Mark Zimmerman, senior economic development manager at Polk County Tourism and Sports Marketing, said when events are geared toward local residents, spending is typically limited to the ticket, parking, and perhaps concessions.
With events like dance competitions or trade conventions, out-of-town visitors book hotel rooms, eat at restaurants and patronize local businesses.
Zimmerman said a study by Downs & St. Germain Research, conducted in 2019 before the pandemic, found that the economic impact of the RP Funding Center was $88.6 million based on 323,000 visitors, of whom 43% (139,000) were from outside of the county.
By comparison, the Detroit Tigers spring training relationship had an impact of about $55 million in the same time frame.
“Every weekend in January through June we’re having some kind of competition that’s putting heads in beds. But the public doesn’t necessarily understand that piece,” Camarillo said.
In October 2022, the “Paw Patrol Live!” production paid $30,000 to book the Youkey Theater for 18 days of rehearsal. Then it performed a packed show, bringing in another $24,283 in net revenue before embarking on its national tour.
In March, the two-day East Coast Cheer competition yielded net revenue of $35,361 ($17,681 per day).
Camarillo said up to 65% of the center’s events are repeat business like the annual Sewing and Quilt Expo, which draws thousands of visitors to the RP Funding Center. “That’s our bread and butter.”
He said his advice to his successor would be, “Stay the course. It’s a good plan. We have good people selling. We have enough business.”
But it might not be that simple. The city invited several professional venue management companies to visit the RP Funding Center last year. At least two — the Oak View Group and the Anschutz Entertainment Group — toured the facility and met with the staff, but decided not to submit proposals.
Camarillo said it was because they didn’t think they could do a better job of cutting costs than the employees who were already in place.
“The team at the RP Funding Center, they’re the best. They’ve been through the most hardship, I think, of any department in the city. We were the only department that had to have furloughs coming out of the pandemic,” he said.

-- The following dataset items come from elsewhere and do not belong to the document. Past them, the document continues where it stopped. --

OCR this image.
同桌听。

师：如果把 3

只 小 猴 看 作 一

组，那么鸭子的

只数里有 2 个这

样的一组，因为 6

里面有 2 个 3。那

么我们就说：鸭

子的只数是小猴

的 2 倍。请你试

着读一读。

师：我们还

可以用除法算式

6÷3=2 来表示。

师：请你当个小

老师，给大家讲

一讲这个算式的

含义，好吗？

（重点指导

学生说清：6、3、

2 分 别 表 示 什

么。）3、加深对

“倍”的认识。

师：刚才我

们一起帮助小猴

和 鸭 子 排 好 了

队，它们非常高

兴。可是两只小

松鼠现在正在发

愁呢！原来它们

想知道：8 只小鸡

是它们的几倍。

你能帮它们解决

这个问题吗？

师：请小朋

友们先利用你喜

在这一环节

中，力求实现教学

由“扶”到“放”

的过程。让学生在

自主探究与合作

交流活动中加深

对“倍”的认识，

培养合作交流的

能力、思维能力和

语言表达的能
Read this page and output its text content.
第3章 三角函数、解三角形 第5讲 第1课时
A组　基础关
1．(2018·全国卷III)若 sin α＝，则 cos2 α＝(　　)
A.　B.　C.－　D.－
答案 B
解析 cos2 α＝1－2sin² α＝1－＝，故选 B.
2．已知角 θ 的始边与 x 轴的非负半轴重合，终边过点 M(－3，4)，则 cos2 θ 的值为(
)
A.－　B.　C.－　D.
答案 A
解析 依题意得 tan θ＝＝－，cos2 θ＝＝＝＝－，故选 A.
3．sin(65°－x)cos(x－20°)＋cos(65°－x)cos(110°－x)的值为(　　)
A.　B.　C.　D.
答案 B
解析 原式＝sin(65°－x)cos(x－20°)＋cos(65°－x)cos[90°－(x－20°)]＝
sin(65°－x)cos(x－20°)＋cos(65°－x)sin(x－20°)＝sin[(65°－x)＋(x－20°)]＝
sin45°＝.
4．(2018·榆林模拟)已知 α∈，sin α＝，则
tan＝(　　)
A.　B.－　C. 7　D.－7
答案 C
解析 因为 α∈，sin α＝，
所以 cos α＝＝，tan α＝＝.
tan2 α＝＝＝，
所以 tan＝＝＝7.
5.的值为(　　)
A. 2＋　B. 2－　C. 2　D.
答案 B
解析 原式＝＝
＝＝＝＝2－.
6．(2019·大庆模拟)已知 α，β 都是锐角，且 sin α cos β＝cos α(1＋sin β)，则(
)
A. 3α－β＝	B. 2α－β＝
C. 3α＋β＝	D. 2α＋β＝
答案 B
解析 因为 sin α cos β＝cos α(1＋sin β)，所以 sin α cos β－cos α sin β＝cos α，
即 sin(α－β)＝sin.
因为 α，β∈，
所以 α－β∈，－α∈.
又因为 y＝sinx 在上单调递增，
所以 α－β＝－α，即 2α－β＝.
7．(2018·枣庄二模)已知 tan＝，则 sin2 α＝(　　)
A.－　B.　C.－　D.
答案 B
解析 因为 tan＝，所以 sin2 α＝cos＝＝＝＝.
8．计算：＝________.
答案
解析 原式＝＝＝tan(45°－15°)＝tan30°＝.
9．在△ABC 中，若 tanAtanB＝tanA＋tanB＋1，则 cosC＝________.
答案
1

“And then there was this opportunity for a private management company to come in, which was very unfair to everybody … We didn’t know what our futures would hold,” he said. “But we stepped up. We showed these private companies our wonderful building that we’re very proud of. We did the walkthroughs with them. Very professional. And you know what, I could have told you it wasn’t going to work. But we did what we had to do.”
“My team conducted themselves like real professionals,” Camarillo said. “It’s a great team, so I know they’ll be fine because they’re really good at what they do.”